Unquestionably, the hardest thing I’ve ever done as a priest was presiding over the tiny casket at the graveside service of Amy and Brent’s daughter. But despite the pain, Amy and Brent continue to affirm eight years later that they made the right choice in taking the time to bond with their daughter. 

[Pause.] There is a phrase that we use a lot in the funeral prayers of the Church: “the sure and certain hope.” We have the sure and certain hope that God had a plan in giving Amy and Brent their beautiful daughter, even if it was for such a short time. We have the sure and certain hope that she is now in heaven, demonstrating how to love others as she was loved by her parents. 

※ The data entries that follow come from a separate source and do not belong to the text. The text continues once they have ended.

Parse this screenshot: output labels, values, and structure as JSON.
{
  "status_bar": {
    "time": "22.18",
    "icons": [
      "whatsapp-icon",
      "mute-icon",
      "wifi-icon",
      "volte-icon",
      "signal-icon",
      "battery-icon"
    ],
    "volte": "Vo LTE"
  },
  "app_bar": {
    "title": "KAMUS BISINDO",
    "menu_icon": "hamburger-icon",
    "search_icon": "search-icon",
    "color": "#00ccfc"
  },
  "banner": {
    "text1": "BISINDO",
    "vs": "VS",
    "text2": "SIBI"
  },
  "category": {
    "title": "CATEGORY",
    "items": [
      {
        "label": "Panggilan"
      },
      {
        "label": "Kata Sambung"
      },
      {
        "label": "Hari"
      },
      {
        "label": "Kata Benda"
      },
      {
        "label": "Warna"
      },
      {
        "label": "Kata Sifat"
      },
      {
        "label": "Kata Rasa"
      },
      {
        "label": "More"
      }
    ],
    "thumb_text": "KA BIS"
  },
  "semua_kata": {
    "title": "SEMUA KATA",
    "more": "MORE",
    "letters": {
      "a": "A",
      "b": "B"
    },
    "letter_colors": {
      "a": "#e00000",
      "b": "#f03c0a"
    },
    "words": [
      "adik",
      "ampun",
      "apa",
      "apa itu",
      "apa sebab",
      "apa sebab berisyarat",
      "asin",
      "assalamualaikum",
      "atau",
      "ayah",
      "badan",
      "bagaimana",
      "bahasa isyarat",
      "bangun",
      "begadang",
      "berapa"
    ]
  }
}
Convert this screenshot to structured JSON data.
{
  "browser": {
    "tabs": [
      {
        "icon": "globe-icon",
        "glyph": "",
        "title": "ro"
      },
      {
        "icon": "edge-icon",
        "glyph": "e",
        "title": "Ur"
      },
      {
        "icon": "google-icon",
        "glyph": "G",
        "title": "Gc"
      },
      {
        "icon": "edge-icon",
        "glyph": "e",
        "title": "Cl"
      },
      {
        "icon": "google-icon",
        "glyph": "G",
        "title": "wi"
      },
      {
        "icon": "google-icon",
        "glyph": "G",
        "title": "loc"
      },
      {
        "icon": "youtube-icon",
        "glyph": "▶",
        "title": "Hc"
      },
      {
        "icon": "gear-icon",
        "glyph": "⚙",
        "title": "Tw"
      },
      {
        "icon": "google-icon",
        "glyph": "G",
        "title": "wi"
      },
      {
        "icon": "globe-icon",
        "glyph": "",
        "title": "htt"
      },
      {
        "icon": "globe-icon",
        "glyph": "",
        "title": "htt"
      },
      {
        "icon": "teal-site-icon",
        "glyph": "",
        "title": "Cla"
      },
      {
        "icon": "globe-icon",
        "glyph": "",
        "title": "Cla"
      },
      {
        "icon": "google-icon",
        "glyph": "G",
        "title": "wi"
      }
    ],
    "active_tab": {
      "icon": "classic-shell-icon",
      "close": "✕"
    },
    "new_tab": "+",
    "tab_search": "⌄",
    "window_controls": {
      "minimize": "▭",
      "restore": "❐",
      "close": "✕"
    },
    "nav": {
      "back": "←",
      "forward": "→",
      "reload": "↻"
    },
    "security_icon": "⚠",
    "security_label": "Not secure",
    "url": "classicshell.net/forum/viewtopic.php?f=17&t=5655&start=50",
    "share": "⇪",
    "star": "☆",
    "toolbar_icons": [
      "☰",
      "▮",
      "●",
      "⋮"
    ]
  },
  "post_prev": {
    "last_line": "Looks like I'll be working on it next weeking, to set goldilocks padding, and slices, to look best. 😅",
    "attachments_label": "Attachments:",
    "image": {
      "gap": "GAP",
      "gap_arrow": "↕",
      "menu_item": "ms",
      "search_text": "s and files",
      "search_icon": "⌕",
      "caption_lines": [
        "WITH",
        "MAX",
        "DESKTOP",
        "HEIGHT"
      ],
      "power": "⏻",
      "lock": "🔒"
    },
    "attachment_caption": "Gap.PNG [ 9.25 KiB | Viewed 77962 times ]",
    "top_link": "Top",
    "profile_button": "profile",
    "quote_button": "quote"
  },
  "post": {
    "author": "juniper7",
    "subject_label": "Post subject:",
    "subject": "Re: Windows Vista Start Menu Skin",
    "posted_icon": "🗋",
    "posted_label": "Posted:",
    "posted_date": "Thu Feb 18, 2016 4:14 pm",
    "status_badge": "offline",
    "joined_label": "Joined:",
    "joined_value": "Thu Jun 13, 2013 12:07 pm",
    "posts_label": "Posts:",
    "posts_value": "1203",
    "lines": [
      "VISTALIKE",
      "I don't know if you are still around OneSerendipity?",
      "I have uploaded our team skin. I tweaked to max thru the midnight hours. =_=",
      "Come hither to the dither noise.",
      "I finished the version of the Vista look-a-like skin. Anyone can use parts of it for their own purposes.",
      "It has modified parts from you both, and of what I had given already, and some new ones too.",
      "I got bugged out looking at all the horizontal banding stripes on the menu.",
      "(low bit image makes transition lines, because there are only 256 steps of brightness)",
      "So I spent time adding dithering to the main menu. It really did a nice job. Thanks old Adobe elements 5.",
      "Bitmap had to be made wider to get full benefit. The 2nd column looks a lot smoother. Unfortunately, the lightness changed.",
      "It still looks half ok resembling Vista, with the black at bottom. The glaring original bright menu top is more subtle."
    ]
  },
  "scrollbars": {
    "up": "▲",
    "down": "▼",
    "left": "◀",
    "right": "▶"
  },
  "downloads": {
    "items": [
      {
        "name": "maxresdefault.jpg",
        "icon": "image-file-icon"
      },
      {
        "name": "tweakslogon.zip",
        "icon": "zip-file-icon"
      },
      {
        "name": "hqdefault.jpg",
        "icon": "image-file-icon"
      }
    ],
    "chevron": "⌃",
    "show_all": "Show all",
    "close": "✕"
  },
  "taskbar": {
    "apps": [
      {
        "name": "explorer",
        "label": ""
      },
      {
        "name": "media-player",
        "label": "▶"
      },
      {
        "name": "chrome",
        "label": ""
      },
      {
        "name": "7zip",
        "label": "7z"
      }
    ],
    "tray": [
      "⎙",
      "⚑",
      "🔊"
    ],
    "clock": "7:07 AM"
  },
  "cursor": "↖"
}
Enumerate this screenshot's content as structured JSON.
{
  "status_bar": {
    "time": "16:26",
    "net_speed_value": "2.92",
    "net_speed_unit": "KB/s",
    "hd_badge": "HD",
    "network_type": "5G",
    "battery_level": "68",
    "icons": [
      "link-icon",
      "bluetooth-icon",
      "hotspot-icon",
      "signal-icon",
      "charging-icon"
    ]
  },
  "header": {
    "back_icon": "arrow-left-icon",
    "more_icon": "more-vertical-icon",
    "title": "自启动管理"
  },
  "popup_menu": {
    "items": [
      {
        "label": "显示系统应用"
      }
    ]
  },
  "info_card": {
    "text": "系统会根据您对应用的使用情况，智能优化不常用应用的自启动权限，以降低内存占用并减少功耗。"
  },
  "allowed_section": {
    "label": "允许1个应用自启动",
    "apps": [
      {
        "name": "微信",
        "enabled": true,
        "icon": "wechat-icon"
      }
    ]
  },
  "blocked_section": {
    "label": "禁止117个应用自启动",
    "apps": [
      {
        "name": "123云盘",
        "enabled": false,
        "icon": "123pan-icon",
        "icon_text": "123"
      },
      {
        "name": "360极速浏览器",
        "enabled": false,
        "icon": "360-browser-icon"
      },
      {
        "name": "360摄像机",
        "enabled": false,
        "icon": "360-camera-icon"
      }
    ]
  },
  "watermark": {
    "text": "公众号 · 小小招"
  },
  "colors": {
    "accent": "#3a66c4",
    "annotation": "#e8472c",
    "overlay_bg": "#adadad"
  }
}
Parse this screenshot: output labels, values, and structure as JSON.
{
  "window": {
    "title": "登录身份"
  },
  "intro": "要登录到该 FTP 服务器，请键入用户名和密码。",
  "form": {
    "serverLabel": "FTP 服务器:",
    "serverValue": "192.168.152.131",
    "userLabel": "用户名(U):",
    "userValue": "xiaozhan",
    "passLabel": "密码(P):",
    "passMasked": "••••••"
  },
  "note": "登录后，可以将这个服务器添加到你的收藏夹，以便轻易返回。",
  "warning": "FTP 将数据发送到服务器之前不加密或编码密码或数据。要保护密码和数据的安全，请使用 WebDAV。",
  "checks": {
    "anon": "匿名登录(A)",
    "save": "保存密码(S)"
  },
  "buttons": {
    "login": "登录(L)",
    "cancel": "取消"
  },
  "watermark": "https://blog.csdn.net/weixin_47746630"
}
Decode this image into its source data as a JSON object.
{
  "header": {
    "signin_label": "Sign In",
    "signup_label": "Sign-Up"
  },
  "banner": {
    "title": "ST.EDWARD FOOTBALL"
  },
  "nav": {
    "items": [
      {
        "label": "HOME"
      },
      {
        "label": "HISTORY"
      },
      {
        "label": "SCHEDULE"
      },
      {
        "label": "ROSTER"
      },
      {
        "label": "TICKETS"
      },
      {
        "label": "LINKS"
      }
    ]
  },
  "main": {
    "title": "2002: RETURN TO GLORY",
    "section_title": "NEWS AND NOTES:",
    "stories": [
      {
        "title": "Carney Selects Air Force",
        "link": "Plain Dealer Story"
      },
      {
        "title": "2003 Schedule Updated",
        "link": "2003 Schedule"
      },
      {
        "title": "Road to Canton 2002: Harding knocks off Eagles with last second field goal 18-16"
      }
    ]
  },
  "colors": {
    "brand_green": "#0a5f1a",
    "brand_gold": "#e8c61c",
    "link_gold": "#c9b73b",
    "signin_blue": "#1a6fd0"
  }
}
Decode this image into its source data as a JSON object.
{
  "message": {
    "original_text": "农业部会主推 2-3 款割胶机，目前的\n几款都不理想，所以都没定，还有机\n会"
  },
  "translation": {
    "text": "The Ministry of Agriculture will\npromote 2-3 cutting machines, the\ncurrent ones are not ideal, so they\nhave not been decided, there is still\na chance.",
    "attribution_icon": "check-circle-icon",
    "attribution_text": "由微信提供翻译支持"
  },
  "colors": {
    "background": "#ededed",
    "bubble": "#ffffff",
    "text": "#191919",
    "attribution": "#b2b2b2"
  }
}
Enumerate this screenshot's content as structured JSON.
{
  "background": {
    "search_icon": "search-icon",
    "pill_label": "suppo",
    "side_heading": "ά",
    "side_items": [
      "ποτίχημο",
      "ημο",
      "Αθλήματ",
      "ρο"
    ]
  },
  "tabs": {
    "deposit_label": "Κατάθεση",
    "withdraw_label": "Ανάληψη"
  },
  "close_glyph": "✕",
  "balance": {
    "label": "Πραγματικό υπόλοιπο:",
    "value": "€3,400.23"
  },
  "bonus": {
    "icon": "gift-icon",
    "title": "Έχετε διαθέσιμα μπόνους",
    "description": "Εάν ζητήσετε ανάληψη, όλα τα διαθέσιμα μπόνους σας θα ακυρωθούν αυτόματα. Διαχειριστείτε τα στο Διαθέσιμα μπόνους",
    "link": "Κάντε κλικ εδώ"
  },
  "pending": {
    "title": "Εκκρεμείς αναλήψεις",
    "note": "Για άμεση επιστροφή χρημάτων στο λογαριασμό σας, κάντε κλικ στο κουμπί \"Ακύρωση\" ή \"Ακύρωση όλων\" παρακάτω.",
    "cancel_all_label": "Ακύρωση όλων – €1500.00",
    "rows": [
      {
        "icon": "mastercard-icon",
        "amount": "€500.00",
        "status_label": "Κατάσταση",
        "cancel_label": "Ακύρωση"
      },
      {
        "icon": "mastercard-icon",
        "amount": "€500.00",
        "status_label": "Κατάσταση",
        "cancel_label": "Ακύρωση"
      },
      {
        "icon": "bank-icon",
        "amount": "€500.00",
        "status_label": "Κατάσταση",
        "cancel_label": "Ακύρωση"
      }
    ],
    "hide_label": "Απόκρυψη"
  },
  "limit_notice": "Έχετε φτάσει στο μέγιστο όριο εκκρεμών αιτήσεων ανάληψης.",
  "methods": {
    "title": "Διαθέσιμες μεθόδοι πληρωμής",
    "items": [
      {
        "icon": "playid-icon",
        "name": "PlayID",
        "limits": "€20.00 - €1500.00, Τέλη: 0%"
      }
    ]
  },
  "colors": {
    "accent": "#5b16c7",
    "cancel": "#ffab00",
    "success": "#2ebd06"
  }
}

For the vast majority of the beloved dead we mourn today, we have a lot more joyful memories mixed in with our loss than Amy and Brent have in the memories of their daughter. Even in the face of the sure and certain hope of our eventual reunion with our beloved dead, we still have a whole host of other perplexing emotions. We’re overwhelmed with sadness. A lot of us question why God would design life in such a way that would involve so much heartbreak. Honestly, it is perfectly acceptable for us to occasionally shake our fists at God in anger, asking for an understanding that eludes us mere humans.

The theologian Dietrich Bonhoeffer probably said it best. He wrote: “There is nothing that can replace the absence of someone dear to us, and one should not even attempt to do so. One must simply hold out and endure it. At first that sounds very hard, but at the same time it is also a great comfort. For to the extent the emptiness truly remains unfilled one remains connected to the other person through it. It is wrong to say that God fills the emptiness. God in no way fills it but much more leaves it precisely unfilled and thus helps us preserve — even in pain — the authentic relationship…. But gratitude transforms the torment of memory into silent joy. One bears what was… in the past not as a thorn but as a precious gift deep within, a hidden treasure of which one can always be certain.”

Amy and Brent knew that they would never hold their daughter in this lifetime. And yet they chose a name for her: Hope. And as St. Paul declared in our second reading today, “Hope does not disappoint, because the love of God has been poured out into our hearts through the Holy Spirit who has been given to us.”

We are coming into the final two months of the Jubilee Year that Pope Francis named the “Jubilee of Hope.” But what exactly is the virtue of hope? Hope is a combination of two things: it is both the desire for something, and the expectation to receive it. In a religious context, hope is the desire and the expectation to reach complete union with God.

Amy and Brent’s daughter brought them closer to one another and closer to God. And by their courageous decision to give her such love while she was with them, the three of them brought everyone they knew closer to God. Literally and figuratively, Amy and Brent’s love for one another had given life to Hope. Hope now lives in their hearts forever, and Hope will live forever with God.

As St. Paul wrote, “May the God of hope fill you with all joy and peace in believing, so that you may abound in hope by the power of the Holy Spirit. ‘Those who have never been told of him shall see, and those who have never heard of him shall understand.’ ”

May the love of God, which surpasses all understanding, be with us today and always.